Some days I feel like I’m just floating, my head is just above water. The days of the week are pushing me along and I am barely keeping up. Do you ever feel like so, as if you are just going through the motions? The unexpected might occur, unplanned and the routine of the days keep going. You tell yourself, “just keep going.” It’s mid December and the year is almost all grown up. Well me too.
I woke up lighter today. Tears did surface to my eyes but I AM suppose to feel. Why? Because feeling is real, and real is magic. The pretend.. make believe.. wishing isn’t the magic of life and who would want to wish they had tears anyways? In the back of my mind I remember commenting just recently that I was not able to cry at this chapter of my life, how things change.
So – today I felt. ❤️
We like to bury sometimes or push feeling ANYTHING because that’s better or the safe thing to do. Reality is we end up being a tea pot, whistling.. like tea water steaming- we are past the point of boil. Feel your feelings, express them, embrace them.

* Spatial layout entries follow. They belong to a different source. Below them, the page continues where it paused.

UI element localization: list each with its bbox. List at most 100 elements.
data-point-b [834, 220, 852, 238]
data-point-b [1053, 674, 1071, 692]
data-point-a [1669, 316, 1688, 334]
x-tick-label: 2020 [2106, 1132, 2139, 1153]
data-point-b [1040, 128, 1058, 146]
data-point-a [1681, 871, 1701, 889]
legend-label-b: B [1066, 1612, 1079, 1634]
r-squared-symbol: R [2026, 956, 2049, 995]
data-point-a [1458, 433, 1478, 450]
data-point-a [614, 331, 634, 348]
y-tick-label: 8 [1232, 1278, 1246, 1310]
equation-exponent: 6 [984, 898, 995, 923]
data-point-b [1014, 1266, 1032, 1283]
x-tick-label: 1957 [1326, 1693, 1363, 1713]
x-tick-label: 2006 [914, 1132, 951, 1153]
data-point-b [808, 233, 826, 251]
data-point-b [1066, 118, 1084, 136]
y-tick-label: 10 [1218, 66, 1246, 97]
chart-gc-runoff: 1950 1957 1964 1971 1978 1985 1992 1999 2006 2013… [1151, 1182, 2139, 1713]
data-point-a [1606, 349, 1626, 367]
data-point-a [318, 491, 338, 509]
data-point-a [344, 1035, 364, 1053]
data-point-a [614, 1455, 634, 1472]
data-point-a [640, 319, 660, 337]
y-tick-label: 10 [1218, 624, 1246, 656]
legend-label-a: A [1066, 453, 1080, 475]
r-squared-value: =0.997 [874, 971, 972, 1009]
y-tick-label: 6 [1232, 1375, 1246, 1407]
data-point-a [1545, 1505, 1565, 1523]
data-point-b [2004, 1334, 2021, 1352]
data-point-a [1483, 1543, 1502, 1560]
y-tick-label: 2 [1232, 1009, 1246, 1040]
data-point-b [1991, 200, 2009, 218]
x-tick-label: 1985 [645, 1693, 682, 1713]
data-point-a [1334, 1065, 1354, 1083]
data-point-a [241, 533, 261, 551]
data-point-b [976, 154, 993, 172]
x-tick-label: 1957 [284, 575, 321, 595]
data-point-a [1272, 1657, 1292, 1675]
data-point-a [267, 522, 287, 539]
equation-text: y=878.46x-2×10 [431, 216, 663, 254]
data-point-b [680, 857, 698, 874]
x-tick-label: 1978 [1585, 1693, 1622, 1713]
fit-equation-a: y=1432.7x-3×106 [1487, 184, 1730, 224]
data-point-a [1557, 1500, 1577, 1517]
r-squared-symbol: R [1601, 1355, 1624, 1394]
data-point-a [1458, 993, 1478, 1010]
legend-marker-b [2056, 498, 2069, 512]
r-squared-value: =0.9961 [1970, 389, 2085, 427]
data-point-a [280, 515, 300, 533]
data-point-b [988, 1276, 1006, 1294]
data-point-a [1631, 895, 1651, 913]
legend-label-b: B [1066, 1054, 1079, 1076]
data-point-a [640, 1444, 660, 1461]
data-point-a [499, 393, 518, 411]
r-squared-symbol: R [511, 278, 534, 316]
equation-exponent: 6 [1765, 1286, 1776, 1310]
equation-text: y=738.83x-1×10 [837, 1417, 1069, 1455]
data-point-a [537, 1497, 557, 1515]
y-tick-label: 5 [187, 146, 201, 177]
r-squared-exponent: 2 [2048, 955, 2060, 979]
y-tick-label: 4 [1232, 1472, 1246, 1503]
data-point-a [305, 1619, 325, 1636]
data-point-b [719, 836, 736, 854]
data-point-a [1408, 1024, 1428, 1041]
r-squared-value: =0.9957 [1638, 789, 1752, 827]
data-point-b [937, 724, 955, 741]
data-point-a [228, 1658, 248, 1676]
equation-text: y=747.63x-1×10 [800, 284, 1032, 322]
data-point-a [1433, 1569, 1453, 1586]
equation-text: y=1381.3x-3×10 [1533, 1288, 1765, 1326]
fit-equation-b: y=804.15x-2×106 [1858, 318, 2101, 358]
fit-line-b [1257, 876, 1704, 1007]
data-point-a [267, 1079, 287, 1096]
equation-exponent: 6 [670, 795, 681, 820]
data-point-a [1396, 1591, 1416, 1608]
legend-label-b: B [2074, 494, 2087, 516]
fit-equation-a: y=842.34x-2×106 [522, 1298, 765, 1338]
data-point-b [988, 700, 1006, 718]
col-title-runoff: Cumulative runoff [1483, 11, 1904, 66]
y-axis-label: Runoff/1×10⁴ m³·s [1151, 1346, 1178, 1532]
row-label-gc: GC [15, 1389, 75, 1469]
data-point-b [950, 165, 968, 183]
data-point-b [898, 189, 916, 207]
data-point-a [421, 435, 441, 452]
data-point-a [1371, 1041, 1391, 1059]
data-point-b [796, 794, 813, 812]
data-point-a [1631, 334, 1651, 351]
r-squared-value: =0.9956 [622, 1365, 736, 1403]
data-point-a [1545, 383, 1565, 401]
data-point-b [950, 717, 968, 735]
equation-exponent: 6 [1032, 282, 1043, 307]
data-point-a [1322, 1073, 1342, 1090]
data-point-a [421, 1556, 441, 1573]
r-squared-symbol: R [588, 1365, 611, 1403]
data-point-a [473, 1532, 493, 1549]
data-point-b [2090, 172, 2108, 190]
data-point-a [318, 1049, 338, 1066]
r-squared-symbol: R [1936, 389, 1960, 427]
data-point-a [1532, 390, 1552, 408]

I am aware, acknowledging that I am in an awakening. The signs have been all over. There was a point in my life, well reality is until just recently that I would say, “I am not soft with anything and just non-affectionate.” I feel as if I have come out of hibernation. My girlfriend just said to me the other day, “lately you’re mushy and I like it.” I denied it- played my normal tough, but she was right. My story, who I am has shifted, onto a new chapter.